L’an dernier, l’un de nos plus gros coups de coeur a été un roman noir intitulé La colère. L’histoire se déroule en Virginie, où deux hommes (l’un noir, l’autre blanc) ont été abattus dans la rue peu après leur mariage. Évidemment il y aura une enquête. Sauf que les flics ne parviendront pas à coincer le tueur, et pour changer la donne, les papas des victimes décideront de s’en mêler. Le problème — si c’en est un ! —, c’est que ces papas pourraient en remontrer à bien des truands.
Pourquoi on vous parle de ce « vieux » livre ? Parce que l’auteur, S. A. Cosby, vient d’en signer un autre qui s’intitule cette fois Le sang des innocents (en librairie dès le 21 février). Et qu’il est au moins aussi bon, sinon meilleur.
LES STIGMATES DU PASSÉ
À 50 ans, S. A. Cosby consacre maintenant l’essentiel de son temps à écrire. Quant à ce qu’il faisait auparavant, on vous le donne en mille : il a longtemps été assistant funéraire dans une entreprise de pompes funèbres.
« C’est un travail qui m’a beaucoup apporté, explique-t-il lors de l’entretien téléphonique qu’il nous a accordé fin janvier. Grâce à lui j’ai pu en apprendre pas mal sur les gens et dans l’ensemble, je les comprends mieux, je cerne mieux leurs émotions. Et ça, ça m’aide à créer des personnages plus complexes. »
Titus Crown, le héros du Sang des innocents, en est le parfait exemple. Après avoir bossé une dizaine d’années au sein du FBI, il vient d’être nommé shérif de Charon, un comté perdu au milieu des plaines de Virginie dont le lourd passé sudiste est toujours présent. La preuve, une bande de suprémacistes blancs baptisée les Fils de la Confédération compte bientôt y organiser un défilé pour protéger la statue d’un lointain aïeul esclavagiste.
Être le tout premier Noir du coin à porter l’étoile sera donc pour Titus un sacré défi. Heureusement pour lui, la ville est généralement assez calme. Au cours des 15 dernières années, seulement deux meurtres y ont été perpétrés. Alors même si sa couleur de peau n’est pas bien vue de tous et que les tensions raciales sont presque palpables, il pense pouvoir faire correctement son boulot. En tout cas mieux que son prédécesseur, qui profitait de son insigne pour s’en mettre plein les poches et persécuter librement la communauté noire.
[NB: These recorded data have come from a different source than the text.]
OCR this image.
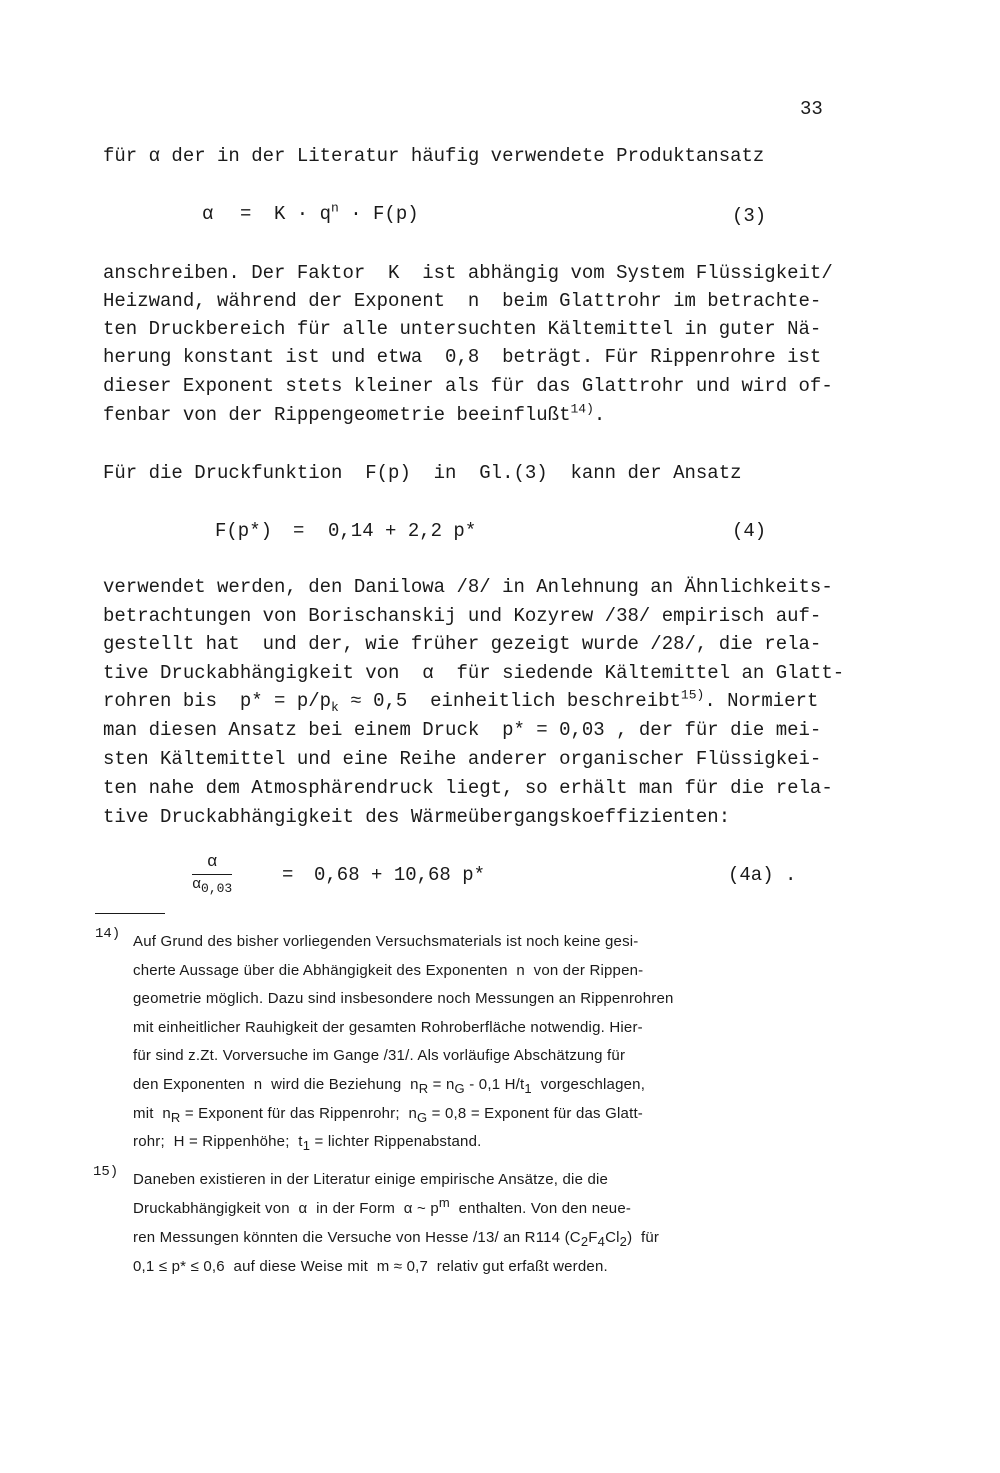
33
für α der in der Literatur häufig verwendete Produktansatz
$\alpha = K \cdot q^n \cdot F(p)$	(3)
anschreiben. Der Faktor  K  ist abhängig vom System Flüssigkeit/
Heizwand, während der Exponent  n  beim Glattrohr im betrachte-
ten Druckbereich für alle untersuchten Kältemittel in guter Nä-
herung konstant ist und etwa  0,8  beträgt. Für Rippenrohre ist
dieser Exponent stets kleiner als für das Glattrohr und wird of-
fenbar von der Rippengeometrie beeinflußt$^{14)}$.
Für die Druckfunktion  F(p)  in  Gl.(3)  kann der Ansatz
F(p*) = 0,14 + 2,2 p*	(4)
verwendet werden, den Danilowa /8/ in Anlehnung an Ähnlichkeits-
betrachtungen von Borischanskij und Kozyrew /38/ empirisch auf-
gestellt hat  und der, wie früher gezeigt wurde /28/, die rela-
tive Druckabhängigkeit von  α  für siedende Kältemittel an Glatt-
rohren bis  $p* = p/p_k \approx 0,5$  einheitlich beschreibt$^{15)}$. Normiert
man diesen Ansatz bei einem Druck  p* = 0,03 , der für die mei-
sten Kältemittel und eine Reihe anderer organischer Flüssigkei-
ten nahe dem Atmosphärendruck liegt, so erhält man für die rela-
tive Druckabhängigkeit des Wärmeübergangskoeffizienten:
$\frac{\alpha}{\alpha_{0,03}}$	= 0,68 + 10,68 p*	(4a) .
14) Auf Grund des bisher vorliegenden Versuchsmaterials ist noch keine gesi-
cherte Aussage über die Abhängigkeit des Exponenten  n  von der Rippen-
geometrie möglich. Dazu sind insbesondere noch Messungen an Rippenrohren
mit einheitlicher Rauhigkeit der gesamten Rohroberfläche notwendig. Hier-
für sind z.Zt. Vorversuche im Gange /31/. Als vorläufige Abschätzung für
den Exponenten  n  wird die Beziehung  $n_R = n_G - 0,1$ $H/t_1$  vorgeschlagen,
mit  $n_R$ = Exponent für das Rippenrohr;  $n_G = 0,8$ = Exponent für das Glatt-
rohr;  H = Rippenhöhe;  $t_1$ = lichter Rippenabstand.
15) Daneben existieren in der Literatur einige empirische Ansätze, die die
Druckabhängigkeit von  α  in der Form  α ~ $p^m$  enthalten. Von den neue-
ren Messungen könnten die Versuche von Hesse /13/ an R114 $(C_2F_4Cl_2)$  für
0,1 ≤ p* ≤ 0,6  auf diese Weise mit  m ≈ 0,7  relativ gut erfaßt werden.
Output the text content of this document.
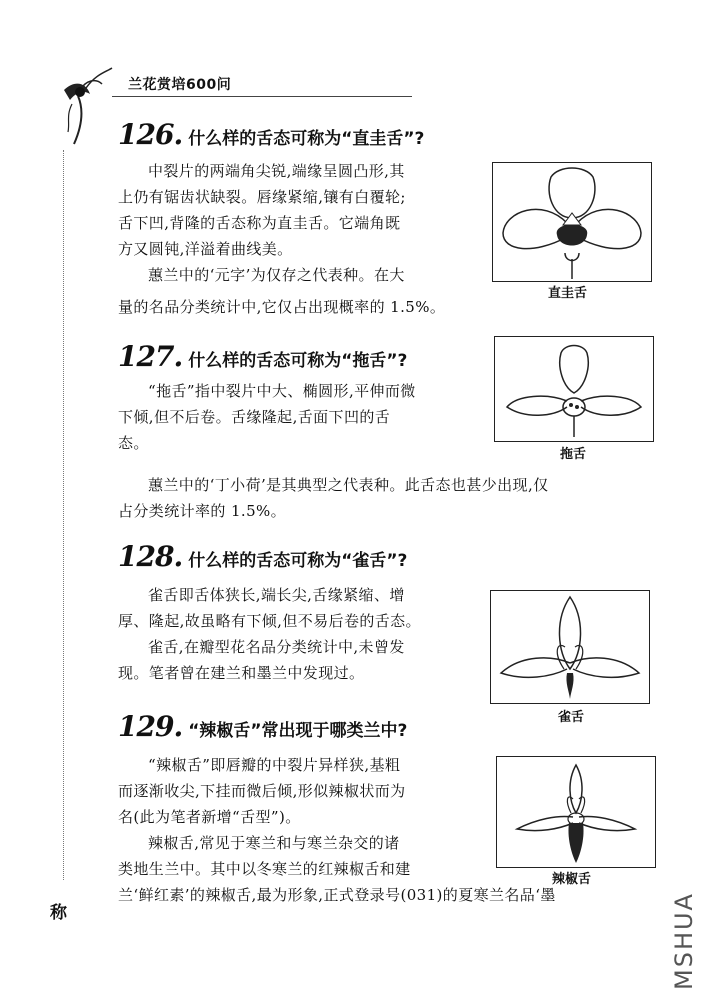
兰花赏培600问
称
126. 什么样的舌态可称为“直圭舌”?
中裂片的两端角尖锐,端缘呈圆凸形,其
上仍有锯齿状缺裂。唇缘紧缩,镶有白覆轮;
舌下凹,背隆的舌态称为直圭舌。它端角既
方又圆钝,洋溢着曲线美。
蕙兰中的‘元字’为仅存之代表种。在大
量的名品分类统计中,它仅占出现概率的 1.5%。
直圭舌
127. 什么样的舌态可称为“拖舌”?
“拖舌”指中裂片中大、椭圆形,平伸而微
下倾,但不后卷。舌缘隆起,舌面下凹的舌
态。
蕙兰中的‘丁小荷’是其典型之代表种。此舌态也甚少出现,仅
占分类统计率的 1.5%。
拖舌
128. 什么样的舌态可称为“雀舌”?
雀舌即舌体狭长,端长尖,舌缘紧缩、增
厚、隆起,故虽略有下倾,但不易后卷的舌态。
雀舌,在瓣型花名品分类统计中,未曾发
现。笔者曾在建兰和墨兰中发现过。
雀舌
129. “辣椒舌”常出现于哪类兰中?
“辣椒舌”即唇瓣的中裂片异样狭,基粗
而逐渐收尖,下挂而微后倾,形似辣椒状而为
名(此为笔者新增“舌型”)。
辣椒舌,常见于寒兰和与寒兰杂交的诸
类地生兰中。其中以冬寒兰的红辣椒舌和建
兰‘鲜红素’的辣椒舌,最为形象,正式登录号(031)的夏寒兰名品‘墨
辣椒舌
MSHUA
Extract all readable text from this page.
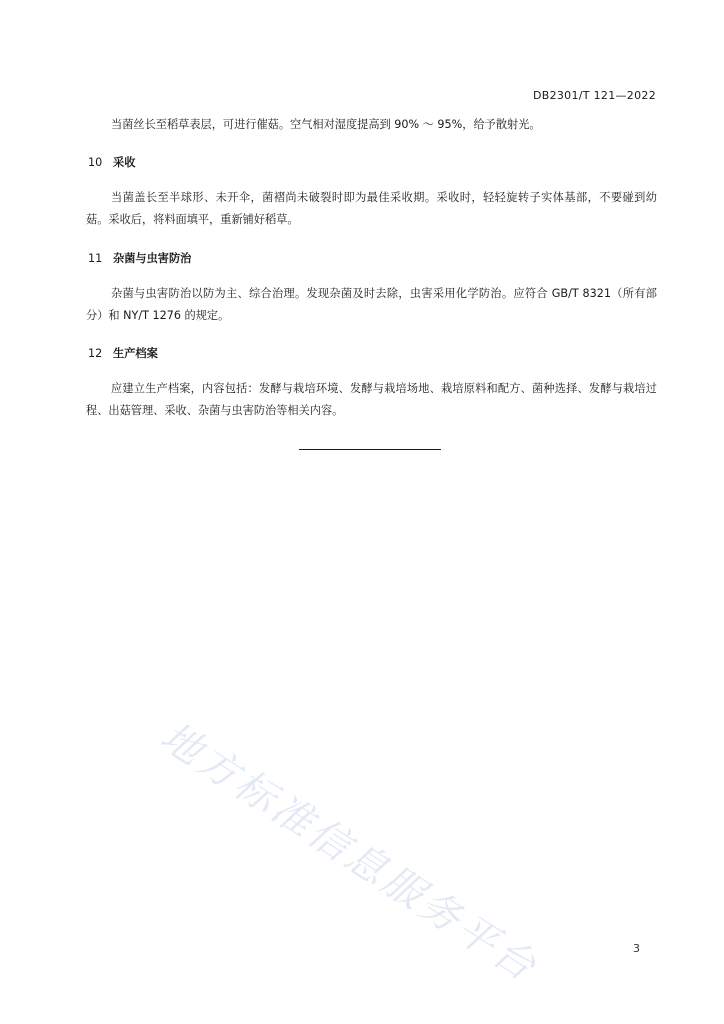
DB2301/T 121—2022

当菌丝长至稻草表层，可进行催菇。空气相对湿度提高到 90% ～ 95%，给予散射光。

10 采收

当菌盖长至半球形、未开伞，菌褶尚未破裂时即为最佳采收期。采收时，轻轻旋转子实体基部，不要碰到幼菇。采收后，将料面填平，重新铺好稻草。

11 杂菌与虫害防治

杂菌与虫害防治以防为主、综合治理。发现杂菌及时去除，虫害采用化学防治。应符合 GB/T 8321（所有部分）和 NY/T 1276 的规定。

12 生产档案

应建立生产档案，内容包括：发酵与栽培环境、发酵与栽培场地、栽培原料和配方、菌种选择、发酵与栽培过程、出菇管理、采收、杂菌与虫害防治等相关内容。

地方标准信息服务平台	3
« Le point de départ de ce roman a été George Floyd, cet homme qui a été tué par un flic de Minneapolis en 2020, précise S. A. Cosby. Cette affaire m’a donné l’idée d’écrire sur un officier de police qui serait foncièrement bon. Sauf que l’histoire de cet officier a fini par devenir une histoire dans laquelle le racisme, la guerre civile et la religion allaient occuper une grande place. Vous savez, j’ai grandi en Virginie et j’y vis toujours. Alors pour moi, il était important de parler de ces choses-là, de rappeler ce qui s’est passé. »
SOMBRE ET NOIR
C’est une fusillade au lycée Jefferson Davis qui mettra le feu aux poudres à Charon. Un jeune délinquant noir va en effet y abattre de sang-froid M. Spearman, un professeur de géographie très apprécié des élèves et des habitants de la ville, et la riposte ne se fera pas attendre : dès que ce jeune armé d’une carabine sortira du lycée, deux des adjoints blancs de Titus vont lui tirer dessus. Et le tuer.
Une énième bavure policière ? Peut-être que oui peut-être que non, car Titus ne tardera pas à découvrir des trucs franchement moches sur ce prof de géo qui semblait pourtant si gentil et si dévoué envers ses concitoyens. Comme quoi il ne faut jamais se fier aux apparences, surtout lorsque la haine couve partout et qu’elle peut avoir bien des visages.
« Je voulais que Titus soit un personnage fort, ajoute S. A. Cosby. Mais je voulais aussi montrer son côté humain. D’ailleurs, c’est quelque chose que je souhaitais montrer pour tous les personnages. Y compris ceux que je n’aimais pas, parce que même les méchants se considèrent généralement comme de bonnes personnes. Quand on comprend ça, on leur donne forcément plus de profondeur. »
S’inspirant d’une histoire vécue alors qu’il était jeune adulte, Philippe Besson retrace un drame survenu dans l’île de Ré, en France, dans son nouveau roman, Un soir d’été. C’était en juillet, au milieu des années 1980. Une bande de copains profitait des vacances avec insouciance sans se douter qu’un drame allait survenir et mettre fin à leur innocence. Ils allaient perdre l’un des leurs.
À l’été 1985 sur la petite île de Ré, alors davantage fréquentée par la classe populaire, six jeunes deviennent des amis inséparables. Ils se rapprochent. Ils s’amusent sans se soucier du lendemain. Ils vont à la plage, ils vont danser, ils parlent jusqu’au petit jour, ils écoutent les Rita Mitsouko.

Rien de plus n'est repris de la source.